Almost a third of the killings were committed by people judged by mental health staff not to be a risk to the public in the week before the killing.
One in six deaths were attributed to the failure to ensure that the mentally ill patients continued to take their medication once they had been released into the community.
Professor Louis Appleby, who headed the inquiry, said not enough had been done since the high-profile killing of Jonathan Zito in 1992 by a schizophrenic patient let out into the community.
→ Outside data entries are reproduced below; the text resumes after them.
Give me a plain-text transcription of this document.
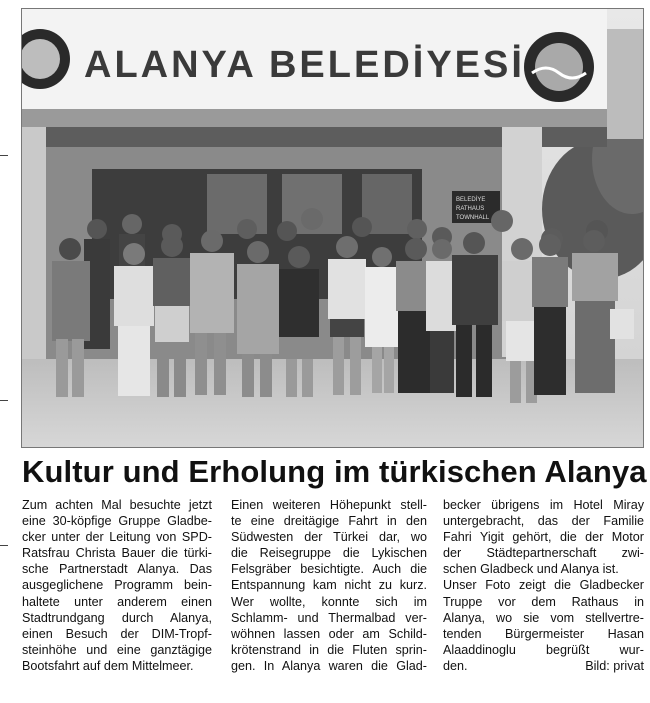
ALANYA BELEDİYESİ
BELEDİYE
RATHAUS
TOWNHALL
Kultur und Erholung im türkischen Alanya
Zum achten Mal besuchte jetzt
eine 30-köpfige Gruppe Gladbe-
cker unter der Leitung von SPD-
Ratsfrau Christa Bauer die türki-
sche Partnerstadt Alanya. Das
ausgeglichene Programm bein-
haltete unter anderem einen
Stadtrundgang durch Alanya,
einen Besuch der DIM-Tropf-
steinhöhe und eine ganztägige
Bootsfahrt auf dem Mittelmeer.
Einen weiteren Höhepunkt stell-
te eine dreitägige Fahrt in den
Südwesten der Türkei dar, wo
die Reisegruppe die Lykischen
Felsgräber besichtigte. Auch die
Entspannung kam nicht zu kurz.
Wer wollte, konnte sich im
Schlamm- und Thermalbad ver-
wöhnen lassen oder am Schild-
krötenstrand in die Fluten sprin-
gen. In Alanya waren die Glad-
becker übrigens im Hotel Miray
untergebracht, das der Familie
Fahri Yigit gehört, die der Motor
der Städtepartnerschaft zwi-
schen Gladbeck und Alanya ist.
Unser Foto zeigt die Gladbecker
Truppe vor dem Rathaus in
Alanya, wo sie vom stellvertre-
tenden Bürgermeister Hasan
Alaaddinoglu begrüßt wur-
den.	Bild: privat
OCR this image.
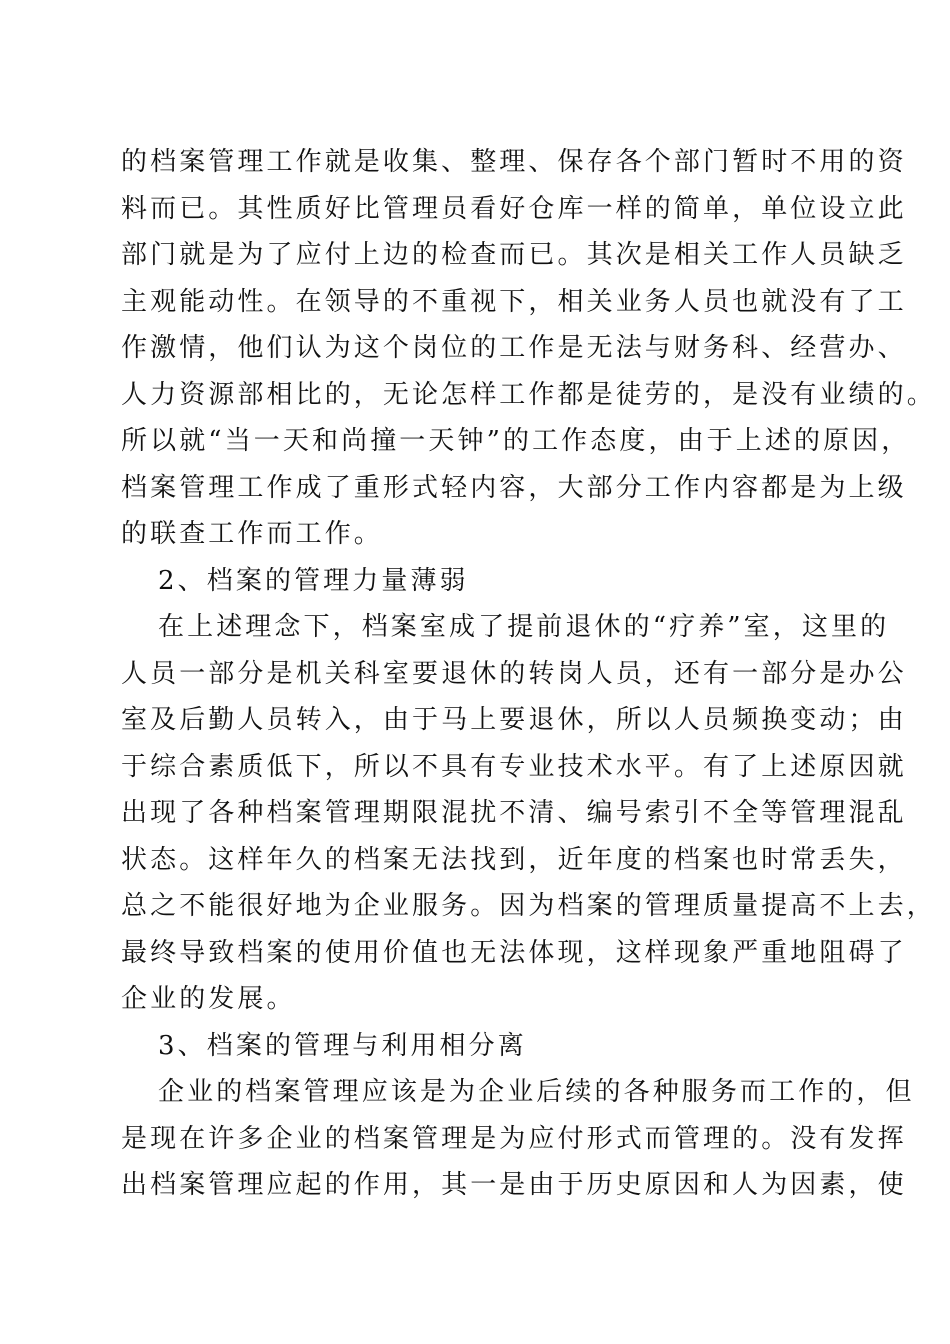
的档案管理工作就是收集、整理、保存各个部门暂时不用的资
料而已。其性质好比管理员看好仓库一样的简单，单位设立此
部门就是为了应付上边的检查而已。其次是相关工作人员缺乏
主观能动性。在领导的不重视下，相关业务人员也就没有了工
作激情，他们认为这个岗位的工作是无法与财务科、经营办、
人力资源部相比的，无论怎样工作都是徒劳的，是没有业绩的。
所以就“当一天和尚撞一天钟”的工作态度，由于上述的原因，
档案管理工作成了重形式轻内容，大部分工作内容都是为上级
的联查工作而工作。
2、档案的管理力量薄弱
在上述理念下，档案室成了提前退休的“疗养”室，这里的
人员一部分是机关科室要退休的转岗人员，还有一部分是办公
室及后勤人员转入，由于马上要退休，所以人员频换变动；由
于综合素质低下，所以不具有专业技术水平。有了上述原因就
出现了各种档案管理期限混扰不清、编号索引不全等管理混乱
状态。这样年久的档案无法找到，近年度的档案也时常丢失，
总之不能很好地为企业服务。因为档案的管理质量提高不上去，
最终导致档案的使用价值也无法体现，这样现象严重地阻碍了
企业的发展。
3、档案的管理与利用相分离
企业的档案管理应该是为企业后续的各种服务而工作的，但
是现在许多企业的档案管理是为应付形式而管理的。没有发挥
出档案管理应起的作用，其一是由于历史原因和人为因素，使
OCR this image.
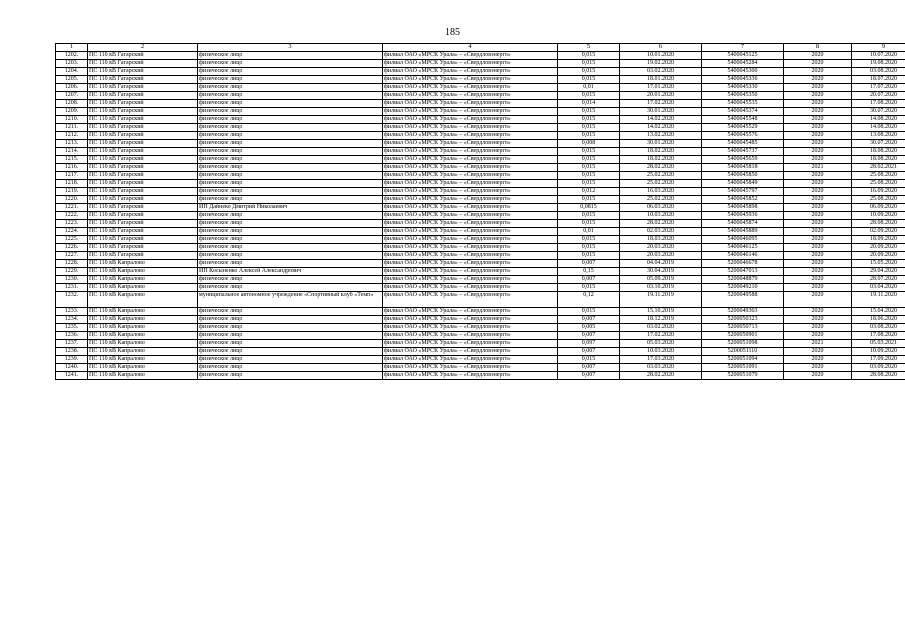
185
1	2	3	4	5	6	7	8	9
1202.	ПС 110 кВ Гагарский	физическое лицо	филиал ОАО «МРСК Урала» – «Свердловэнерго»	0,015	10.01.2020	5400045125	2020	10.07.2020
1203.	ПС 110 кВ Гагарский	физическое лицо	филиал ОАО «МРСК Урала» – «Свердловэнерго»	0,015	19.02.2020	5400045284	2020	19.08.2020
1204.	ПС 110 кВ Гагарский	физическое лицо	филиал ОАО «МРСК Урала» – «Свердловэнерго»	0,015	03.02.2020	5400045300	2020	03.08.2020
1205.	ПС 110 кВ Гагарский	физическое лицо	филиал ОАО «МРСК Урала» – «Свердловэнерго»	0,015	18.01.2020	5400045336	2020	18.07.2020
1206.	ПС 110 кВ Гагарский	физическое лицо	филиал ОАО «МРСК Урала» – «Свердловэнерго»	0,01	17.01.2020	5400045330	2020	17.07.2020
1207.	ПС 110 кВ Гагарский	физическое лицо	филиал ОАО «МРСК Урала» – «Свердловэнерго»	0,015	20.01.2020	5400045350	2020	20.07.2020
1208.	ПС 110 кВ Гагарский	физическое лицо	филиал ОАО «МРСК Урала» – «Свердловэнерго»	0,014	17.02.2020	5400045535	2020	17.08.2020
1209.	ПС 110 кВ Гагарский	физическое лицо	филиал ОАО «МРСК Урала» – «Свердловэнерго»	0,015	30.01.2020	5400045374	2020	30.07.2020
1210.	ПС 110 кВ Гагарский	физическое лицо	филиал ОАО «МРСК Урала» – «Свердловэнерго»	0,015	14.02.2020	5400045548	2020	14.08.2020
1211.	ПС 110 кВ Гагарский	физическое лицо	филиал ОАО «МРСК Урала» – «Свердловэнерго»	0,015	14.02.2020	5400045529	2020	14.08.2020
1212.	ПС 110 кВ Гагарский	физическое лицо	филиал ОАО «МРСК Урала» – «Свердловэнерго»	0,015	13.02.2020	5400045576	2020	13.08.2020
1213.	ПС 110 кВ Гагарский	физическое лицо	филиал ОАО «МРСК Урала» – «Свердловэнерго»	0,008	30.01.2020	5400045485	2020	30.07.2020
1214.	ПС 110 кВ Гагарский	физическое лицо	филиал ОАО «МРСК Урала» – «Свердловэнерго»	0,015	18.02.2020	5400045737	2020	18.08.2020
1215.	ПС 110 кВ Гагарский	физическое лицо	филиал ОАО «МРСК Урала» – «Свердловэнерго»	0,015	18.02.2020	5400045659	2020	18.08.2020
1216.	ПС 110 кВ Гагарский	физическое лицо	филиал ОАО «МРСК Урала» – «Свердловэнерго»	0,015	28.02.2020	5400045818	2021	28.02.2021
1217.	ПС 110 кВ Гагарский	физическое лицо	филиал ОАО «МРСК Урала» – «Свердловэнерго»	0,015	25.02.2020	5400045850	2020	25.08.2020
1218.	ПС 110 кВ Гагарский	физическое лицо	филиал ОАО «МРСК Урала» – «Свердловэнерго»	0,015	25.02.2020	5400045849	2020	25.08.2020
1219.	ПС 110 кВ Гагарский	физическое лицо	филиал ОАО «МРСК Урала» – «Свердловэнерго»	0,012	16.03.2020	5400045797	2020	16.09.2020
1220.	ПС 110 кВ Гагарский	физическое лицо	филиал ОАО «МРСК Урала» – «Свердловэнерго»	0,015	25.02.2020	5400045852	2020	25.08.2020
1221.	ПС 110 кВ Гагарский	ИП Дайнеко Дмитрий Николаевич	филиал ОАО «МРСК Урала» – «Свердловэнерго»	0,0815	06.03.2020	5400045898	2020	06.09.2020
1222.	ПС 110 кВ Гагарский	физическое лицо	филиал ОАО «МРСК Урала» – «Свердловэнерго»	0,015	10.03.2020	5400045936	2020	10.09.2020
1223.	ПС 110 кВ Гагарский	физическое лицо	филиал ОАО «МРСК Урала» – «Свердловэнерго»	0,015	28.02.2020	5400045874	2020	28.08.2020
1224.	ПС 110 кВ Гагарский	физическое лицо	филиал ОАО «МРСК Урала» – «Свердловэнерго»	0,01	02.03.2020	5400045889	2020	02.09.2020
1225.	ПС 110 кВ Гагарский	физическое лицо	филиал ОАО «МРСК Урала» – «Свердловэнерго»	0,015	18.03.2020	5400046095	2020	18.09.2020
1226.	ПС 110 кВ Гагарский	физическое лицо	филиал ОАО «МРСК Урала» – «Свердловэнерго»	0,015	20.03.2020	5400046125	2020	20.09.2020
1227.	ПС 110 кВ Гагарский	физическое лицо	филиал ОАО «МРСК Урала» – «Свердловэнерго»	0,015	20.03.2020	5400046146	2020	20.09.2020
1228.	ПС 110 кВ Капралово	физическое лицо	филиал ОАО «МРСК Урала» – «Свердловэнерго»	0,007	04.04.2019	5200046678	2020	15.05.2020
1229.	ПС 110 кВ Капралово	ИП Косыненко Алексей Александрович	филиал ОАО «МРСК Урала» – «Свердловэнерго»	0,15	30.04.2019	5200047013	2020	29.04.2020
1230.	ПС 110 кВ Капралово	физическое лицо	филиал ОАО «МРСК Урала» – «Свердловэнерго»	0,007	05.09.2019	5200048879	2020	28.07.2020
1231.	ПС 110 кВ Капралово	физическое лицо	филиал ОАО «МРСК Урала» – «Свердловэнерго»	0,015	03.10.2019	5200049210	2020	03.04.2020
1232.	ПС 110 кВ Капралово	муниципальное автономное учреждение «Спортивный клуб «Темп»	филиал ОАО «МРСК Урала» – «Свердловэнерго»	0,12	19.11.2019	5200049588	2020	19.11.2020
1233.	ПС 110 кВ Капралово	физическое лицо	филиал ОАО «МРСК Урала» – «Свердловэнерго»	0,015	15.10.2019	5200049303	2020	15.04.2020
1234.	ПС 110 кВ Капралово	физическое лицо	филиал ОАО «МРСК Урала» – «Свердловэнерго»	0,007	18.12.2019	5200050323	2020	18.06.2020
1235.	ПС 110 кВ Капралово	физическое лицо	филиал ОАО «МРСК Урала» – «Свердловэнерго»	0,005	03.02.2020	5200050713	2020	03.08.2020
1236.	ПС 110 кВ Капралово	физическое лицо	филиал ОАО «МРСК Урала» – «Свердловэнерго»	0,007	17.02.2020	5200050901	2020	17.08.2020
1237.	ПС 110 кВ Капралово	физическое лицо	филиал ОАО «МРСК Урала» – «Свердловэнерго»	0,097	05.03.2020	5200051098	2021	05.03.2021
1238.	ПС 110 кВ Капралово	физическое лицо	филиал ОАО «МРСК Урала» – «Свердловэнерго»	0,007	10.03.2020	5200051110	2020	10.09.2020
1239.	ПС 110 кВ Капралово	физическое лицо	филиал ОАО «МРСК Урала» – «Свердловэнерго»	0,015	17.03.2020	5200051094	2020	17.09.2020
1240.	ПС 110 кВ Капралово	физическое лицо	филиал ОАО «МРСК Урала» – «Свердловэнерго»	0,007	03.03.2020	5200051091	2020	03.09.2020
1241.	ПС 110 кВ Капралово	физическое лицо	филиал ОАО «МРСК Урала» – «Свердловэнерго»	0,007	28.02.2020	5200051079	2020	28.08.2020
The government has been promising new legislation for the past seven years but, until the publication last month of a mental health bill, has failed to implement any reforms.
Among those killed in that time are Brian Dodd, a retired accountant stabbed to death by a paranoid schizophrenic after care workers failed to check on the patient’s whereabouts every 12 hours, as required, and Detective Constable Michael Swindells, who was killed by another mental patient whose health workers did not check he was taking his drugs.
Last month an inquiry into the murder of Denis Finnegan, a retired investment banker, in Richmond Park, southwest London, found one of the reasons for his death was his killer’s failure to take his medication for paranoid schizophrenia.
Professor Anthony Maden, a psychiatrist at Imperial College London, who works at Broadmoor high-security hospital and advises the Home Office, said: “If you have close involvement with just one of these cases, you never ever want to see it again.”
Ministers will now push ahead with plans to introduce new community treatment orders — so-called mental-health Asbos — to force mental patients to take drugs after being released from hospital. Those refusing to do so risk being sectioned. The system for checking up on patients in the community will also be strengthened in the new year.
The National Confidential Inquiry into Suicide and Homicide by People with Mental Illness found that 5% of all killings were committed by schizophrenics, who make up 1% of the population.
Appleby, who is also the government’s national director for mental health, said: “We have to acknowledge how many [killings] might have been prevented had we acted earlier. Quite a lot of these cases have preventable elements. For example, 25% of patients committing homicide had stopped taking their medication.
“We looked at how many might be prevented by the community treatment orders — how many patients were detained, subsequently stopped their medication and then went out to kill someone. The answer is 16% — one in six of the 52 homicides.”
Appleby said the inquiry had also uncovered a “big issue about risk recognition and management”. “What we have done is look at the timing of the last contact with [mental health] services,” he said. “In 29% of the 52 homicides, the last contact was in the week before the incident. In almost all cases the staff rated the risk as low or absent . . . the risk was underestimated.”
The study said 18 murders were committed by people with a history of violence who were not getting adequate treatment.